- Location in Buncombe County and the state of North Carolina
- Coordinates: 35°27′54″N 82°34′19″W﻿ / ﻿35.46500°N 82.57194°W
- Country: United States
- State: North Carolina
- County: Buncombe

Area
- • Total: 1.73 sq mi (4.49 km^{2})
- • Land: 1.73 sq mi (4.49 km^{2})
- • Water: 0 sq mi (0.00 km^{2})
- Elevation: 2,231 ft (680 m)

Population (2020)
- • Total: 2,241
- • Density: 1,294.1/sq mi (499.66/km^{2})
- Time zone: UTC-5 (Eastern (EST))
- • Summer (DST): UTC-4 (EDT)
- ZIP code: 28704
- Area code: 828
- FIPS code: 37-02760
- GNIS feature ID: 2402655

= Avery Creek, North Carolina =

Avery Creek is a census-designated place (CDP) in Buncombe County, North Carolina, United States. As of the 2020 census, Avery Creek had a population of 2,241. It is part of the Asheville Metropolitan Statistical Area.
==Geography==
Avery Creek is located in southern Buncombe County. The main road through the community is North Carolina Highway 191 (Brevard Road), leading north 11 mi to downtown Asheville and south 13 mi to Hendersonville. North Carolina Highway 146 (Long Shoals Road) heads east from Avery Creek, leading 1.6 mi to Interstate 26 and 3.5 mi to the Skyland neighborhood of Asheville.

According to the United States Census Bureau, the Avery Creek CDP has a total area of 4.5 km2, all land.

==Demographics==

Historical population
| Census | Pop. | Note | %± |
| 2020 | 2,241 |  | — |
U.S. Decennial Census

===2020 census===
As of the 2020 census, Avery Creek had a population of 2,241. The median age was 42.9 years. 23.0% of residents were under the age of 18 and 16.6% of residents were 65 years of age or older. For every 100 females there were 91.7 males, and for every 100 females age 18 and over there were 87.9 males age 18 and over.

98.8% of residents lived in urban areas, while 1.2% lived in rural areas.

There were 858 households in Avery Creek, of which 35.8% had children under the age of 18 living in them. Of all households, 58.3% were married-couple households, 11.4% were households with a male householder and no spouse or partner present, and 24.5% were households with a female householder and no spouse or partner present. About 20.4% of all households were made up of individuals and 10.0% had someone living alone who was 65 years of age or older.

There were 917 housing units, of which 6.4% were vacant. The homeowner vacancy rate was 0.9% and the rental vacancy rate was 1.6%.
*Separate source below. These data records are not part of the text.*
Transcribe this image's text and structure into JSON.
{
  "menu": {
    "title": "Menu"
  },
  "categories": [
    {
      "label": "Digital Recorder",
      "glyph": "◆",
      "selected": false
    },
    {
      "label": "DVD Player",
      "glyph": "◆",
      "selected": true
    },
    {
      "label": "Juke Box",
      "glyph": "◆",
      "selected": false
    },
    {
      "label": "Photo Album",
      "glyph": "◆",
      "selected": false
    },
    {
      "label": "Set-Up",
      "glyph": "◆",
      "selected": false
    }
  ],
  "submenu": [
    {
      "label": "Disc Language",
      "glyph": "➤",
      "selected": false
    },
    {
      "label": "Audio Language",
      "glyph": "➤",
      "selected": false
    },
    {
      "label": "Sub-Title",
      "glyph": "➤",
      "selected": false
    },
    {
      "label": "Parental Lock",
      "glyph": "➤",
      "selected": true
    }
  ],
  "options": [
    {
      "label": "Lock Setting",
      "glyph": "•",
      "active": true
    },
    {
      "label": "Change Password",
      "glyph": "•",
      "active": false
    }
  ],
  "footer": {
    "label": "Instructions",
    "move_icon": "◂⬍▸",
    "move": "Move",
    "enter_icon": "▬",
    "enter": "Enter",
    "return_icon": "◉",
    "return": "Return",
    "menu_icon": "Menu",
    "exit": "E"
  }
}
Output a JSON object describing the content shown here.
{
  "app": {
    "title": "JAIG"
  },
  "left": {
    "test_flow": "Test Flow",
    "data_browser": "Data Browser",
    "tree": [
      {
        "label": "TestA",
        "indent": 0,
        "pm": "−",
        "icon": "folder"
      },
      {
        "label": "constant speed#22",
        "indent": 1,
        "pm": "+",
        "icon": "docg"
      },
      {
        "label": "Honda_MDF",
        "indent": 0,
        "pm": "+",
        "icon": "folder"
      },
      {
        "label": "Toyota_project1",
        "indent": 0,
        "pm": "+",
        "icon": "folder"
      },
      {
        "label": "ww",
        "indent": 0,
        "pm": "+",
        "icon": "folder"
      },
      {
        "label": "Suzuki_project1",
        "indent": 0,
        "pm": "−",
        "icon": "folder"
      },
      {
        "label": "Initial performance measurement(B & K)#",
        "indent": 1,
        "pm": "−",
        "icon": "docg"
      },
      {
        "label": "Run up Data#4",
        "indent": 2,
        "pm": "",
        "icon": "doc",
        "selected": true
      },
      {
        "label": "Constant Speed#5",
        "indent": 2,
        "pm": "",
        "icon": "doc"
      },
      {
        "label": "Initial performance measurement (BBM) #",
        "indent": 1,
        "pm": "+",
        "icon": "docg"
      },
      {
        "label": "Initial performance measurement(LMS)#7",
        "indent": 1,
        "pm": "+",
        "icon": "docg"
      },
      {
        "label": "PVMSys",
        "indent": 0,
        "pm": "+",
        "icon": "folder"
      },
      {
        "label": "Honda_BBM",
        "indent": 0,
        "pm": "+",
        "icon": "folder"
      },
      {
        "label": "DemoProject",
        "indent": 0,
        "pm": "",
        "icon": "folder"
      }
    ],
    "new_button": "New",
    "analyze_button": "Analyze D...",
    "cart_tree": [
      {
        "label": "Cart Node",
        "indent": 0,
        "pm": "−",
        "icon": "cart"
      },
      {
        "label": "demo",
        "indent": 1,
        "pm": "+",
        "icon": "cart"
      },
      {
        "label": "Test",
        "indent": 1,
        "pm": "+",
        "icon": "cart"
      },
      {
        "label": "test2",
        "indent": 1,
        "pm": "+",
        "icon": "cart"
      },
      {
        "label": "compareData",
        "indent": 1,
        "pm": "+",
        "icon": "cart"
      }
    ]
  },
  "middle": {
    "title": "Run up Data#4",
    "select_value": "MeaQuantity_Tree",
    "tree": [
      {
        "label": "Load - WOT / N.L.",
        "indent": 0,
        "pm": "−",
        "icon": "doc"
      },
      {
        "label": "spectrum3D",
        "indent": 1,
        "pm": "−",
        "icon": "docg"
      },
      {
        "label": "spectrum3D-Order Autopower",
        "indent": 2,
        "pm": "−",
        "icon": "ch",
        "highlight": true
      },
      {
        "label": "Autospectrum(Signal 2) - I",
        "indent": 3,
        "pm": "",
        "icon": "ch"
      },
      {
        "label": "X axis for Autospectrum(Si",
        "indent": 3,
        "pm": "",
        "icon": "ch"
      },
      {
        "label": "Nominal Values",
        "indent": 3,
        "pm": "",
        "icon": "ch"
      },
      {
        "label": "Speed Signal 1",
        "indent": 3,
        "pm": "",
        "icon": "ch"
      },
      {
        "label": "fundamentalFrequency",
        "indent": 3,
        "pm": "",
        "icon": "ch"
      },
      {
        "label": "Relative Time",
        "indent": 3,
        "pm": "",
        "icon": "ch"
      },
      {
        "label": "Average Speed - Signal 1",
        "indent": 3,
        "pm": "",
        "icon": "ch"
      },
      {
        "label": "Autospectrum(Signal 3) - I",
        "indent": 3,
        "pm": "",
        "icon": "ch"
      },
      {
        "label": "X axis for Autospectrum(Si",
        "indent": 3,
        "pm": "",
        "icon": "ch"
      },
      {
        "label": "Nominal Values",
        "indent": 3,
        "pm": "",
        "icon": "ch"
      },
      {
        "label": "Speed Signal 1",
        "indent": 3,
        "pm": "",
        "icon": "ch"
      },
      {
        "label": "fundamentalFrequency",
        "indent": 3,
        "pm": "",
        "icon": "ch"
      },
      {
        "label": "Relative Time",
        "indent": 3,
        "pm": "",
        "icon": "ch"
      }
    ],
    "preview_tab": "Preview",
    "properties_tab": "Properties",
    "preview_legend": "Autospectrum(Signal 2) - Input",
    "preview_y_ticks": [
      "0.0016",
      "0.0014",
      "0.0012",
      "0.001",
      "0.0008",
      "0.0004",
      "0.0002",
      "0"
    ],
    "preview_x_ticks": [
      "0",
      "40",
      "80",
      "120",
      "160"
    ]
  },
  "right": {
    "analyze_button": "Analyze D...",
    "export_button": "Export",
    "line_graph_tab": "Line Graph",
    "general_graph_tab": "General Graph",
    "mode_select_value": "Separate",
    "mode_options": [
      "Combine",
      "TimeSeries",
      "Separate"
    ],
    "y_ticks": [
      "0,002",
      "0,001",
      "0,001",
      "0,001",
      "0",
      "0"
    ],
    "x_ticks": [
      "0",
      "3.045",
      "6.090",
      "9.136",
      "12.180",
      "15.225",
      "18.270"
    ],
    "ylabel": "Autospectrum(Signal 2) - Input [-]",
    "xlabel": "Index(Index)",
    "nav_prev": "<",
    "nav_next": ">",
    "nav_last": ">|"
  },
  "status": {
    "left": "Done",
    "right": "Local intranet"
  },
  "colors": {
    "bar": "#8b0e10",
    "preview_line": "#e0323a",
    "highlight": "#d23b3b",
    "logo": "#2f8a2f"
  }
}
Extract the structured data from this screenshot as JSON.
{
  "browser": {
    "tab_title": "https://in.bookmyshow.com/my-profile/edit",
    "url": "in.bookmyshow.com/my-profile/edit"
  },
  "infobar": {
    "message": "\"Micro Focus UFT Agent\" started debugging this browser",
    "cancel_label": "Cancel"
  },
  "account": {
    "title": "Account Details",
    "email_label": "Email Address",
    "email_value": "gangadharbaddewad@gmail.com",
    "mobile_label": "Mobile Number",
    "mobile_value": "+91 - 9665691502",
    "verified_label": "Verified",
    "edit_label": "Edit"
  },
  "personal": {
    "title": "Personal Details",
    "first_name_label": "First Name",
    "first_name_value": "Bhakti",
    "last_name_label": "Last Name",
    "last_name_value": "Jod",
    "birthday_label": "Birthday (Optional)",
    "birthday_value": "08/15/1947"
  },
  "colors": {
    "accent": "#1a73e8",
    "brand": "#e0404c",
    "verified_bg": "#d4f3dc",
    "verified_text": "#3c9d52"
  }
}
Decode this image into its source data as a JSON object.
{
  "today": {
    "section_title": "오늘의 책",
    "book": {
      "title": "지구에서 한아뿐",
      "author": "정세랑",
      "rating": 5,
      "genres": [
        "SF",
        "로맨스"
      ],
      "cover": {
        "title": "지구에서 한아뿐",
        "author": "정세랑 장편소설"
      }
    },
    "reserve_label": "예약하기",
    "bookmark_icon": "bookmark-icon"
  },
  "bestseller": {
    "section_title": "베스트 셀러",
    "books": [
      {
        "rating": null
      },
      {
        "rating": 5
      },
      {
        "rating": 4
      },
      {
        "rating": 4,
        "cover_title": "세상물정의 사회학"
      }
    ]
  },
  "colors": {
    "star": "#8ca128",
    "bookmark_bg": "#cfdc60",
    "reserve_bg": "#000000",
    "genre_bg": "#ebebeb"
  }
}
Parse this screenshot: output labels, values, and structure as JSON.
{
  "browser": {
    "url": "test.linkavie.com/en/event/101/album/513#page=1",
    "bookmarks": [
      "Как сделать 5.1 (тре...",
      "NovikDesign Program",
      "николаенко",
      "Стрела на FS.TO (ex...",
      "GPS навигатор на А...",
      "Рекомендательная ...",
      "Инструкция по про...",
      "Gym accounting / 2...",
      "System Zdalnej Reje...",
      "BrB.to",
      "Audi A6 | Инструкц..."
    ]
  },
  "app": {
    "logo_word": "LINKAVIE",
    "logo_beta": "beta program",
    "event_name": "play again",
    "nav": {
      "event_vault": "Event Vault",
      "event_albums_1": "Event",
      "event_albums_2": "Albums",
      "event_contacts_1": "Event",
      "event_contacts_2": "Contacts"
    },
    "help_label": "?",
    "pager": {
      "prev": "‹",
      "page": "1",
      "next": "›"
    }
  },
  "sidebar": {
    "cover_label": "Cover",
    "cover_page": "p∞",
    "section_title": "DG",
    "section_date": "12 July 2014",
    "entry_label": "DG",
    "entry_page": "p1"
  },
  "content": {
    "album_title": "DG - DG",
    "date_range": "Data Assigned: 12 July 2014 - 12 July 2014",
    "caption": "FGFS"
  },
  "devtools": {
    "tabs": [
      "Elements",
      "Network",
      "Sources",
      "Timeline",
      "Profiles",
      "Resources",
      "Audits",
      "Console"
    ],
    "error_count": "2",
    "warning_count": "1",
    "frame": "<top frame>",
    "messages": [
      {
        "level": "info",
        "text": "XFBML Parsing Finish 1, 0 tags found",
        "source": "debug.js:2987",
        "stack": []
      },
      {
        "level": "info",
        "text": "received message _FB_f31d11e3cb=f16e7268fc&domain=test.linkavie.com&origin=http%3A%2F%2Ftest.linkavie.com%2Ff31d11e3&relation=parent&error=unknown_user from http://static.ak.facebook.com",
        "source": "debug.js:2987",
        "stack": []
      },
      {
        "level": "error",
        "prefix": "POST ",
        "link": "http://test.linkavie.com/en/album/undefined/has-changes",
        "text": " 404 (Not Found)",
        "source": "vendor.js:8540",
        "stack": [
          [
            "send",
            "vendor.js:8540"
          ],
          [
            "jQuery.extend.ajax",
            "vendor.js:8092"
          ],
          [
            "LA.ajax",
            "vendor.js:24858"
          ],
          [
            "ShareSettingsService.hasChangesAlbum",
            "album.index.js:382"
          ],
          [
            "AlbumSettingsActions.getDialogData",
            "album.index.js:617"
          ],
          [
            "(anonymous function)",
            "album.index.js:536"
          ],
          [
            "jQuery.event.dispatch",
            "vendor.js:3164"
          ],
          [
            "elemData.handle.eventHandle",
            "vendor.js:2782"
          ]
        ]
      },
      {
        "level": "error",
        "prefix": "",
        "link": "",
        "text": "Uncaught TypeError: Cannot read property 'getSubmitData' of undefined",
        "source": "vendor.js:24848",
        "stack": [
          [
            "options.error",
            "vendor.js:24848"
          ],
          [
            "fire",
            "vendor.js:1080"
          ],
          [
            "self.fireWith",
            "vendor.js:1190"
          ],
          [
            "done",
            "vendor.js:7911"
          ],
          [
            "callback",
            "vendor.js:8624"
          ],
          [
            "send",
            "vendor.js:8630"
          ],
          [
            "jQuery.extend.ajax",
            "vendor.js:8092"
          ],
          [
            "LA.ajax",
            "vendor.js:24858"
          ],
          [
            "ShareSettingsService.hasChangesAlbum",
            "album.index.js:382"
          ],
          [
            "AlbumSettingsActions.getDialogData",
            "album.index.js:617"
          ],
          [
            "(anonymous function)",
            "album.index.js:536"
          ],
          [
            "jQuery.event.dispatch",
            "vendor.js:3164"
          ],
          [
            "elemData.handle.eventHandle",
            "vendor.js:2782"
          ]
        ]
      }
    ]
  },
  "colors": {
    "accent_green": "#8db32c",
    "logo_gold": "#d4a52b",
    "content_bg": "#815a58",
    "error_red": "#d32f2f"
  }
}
Racial composition as of the 2020 census
| Race | Number | Percent |
|---|---|---|
| White | 1,816 | 81.0% |
| Black or African American | 98 | 4.4% |
| American Indian and Alaska Native | 1 | 0.0% |
| Asian | 141 | 6.3% |
| Native Hawaiian and Other Pacific Islander | 0 | 0.0% |
| Some other race | 41 | 1.8% |
| Two or more races | 144 | 6.4% |
| Hispanic or Latino (of any race) | 113 | 5.0% |

===2000 census===
As of the census of 2000, there were 1,405 people, 561 households, and 414 families residing in the CDP. The population density was 818.8 PD/sqmi. There were 584 housing units at an average density of 340.3 /sqmi. The racial makeup of the CDP was 95.02% White, 2.92% African American, 0.28% Native American, 0.50% Asian, 0.28% from other races, and 1.00% from two or more races. Hispanic or Latino of any race were 1.35% of the population.

There were 561 households, out of which 30.5% had children under the age of 18 living with them, 64.0% were married couples living together, 7.0% had a female householder with no husband present, and 26.2% were non-families. 21.4% of all households were made up of individuals, and 4.6% had someone living alone who was 65 years of age or older. The average household size was 2.50 and the average family size was 2.92.

In the CDP, the population was spread out, with 22.5% under the age of 18, 7.2% from 18 to 24, 32.0% from 25 to 44, 26.4% from 45 to 64, and 12.0% who were 65 years of age or older. The median age was 39 years. For every 100 females, there were 93.3 males. For every 100 females age 18 and over, there were 90.7 males.

The median income for a household in the CDP was $47,619, and the median income for a family was $51,042. Males had a median income of $41,123 versus $28,281 for females. The per capita income for the CDP was $22,386. About 4.9% of families and 4.9% of the population were below the poverty line, including 11.7% of those under age 18 and none of those age 65 or over.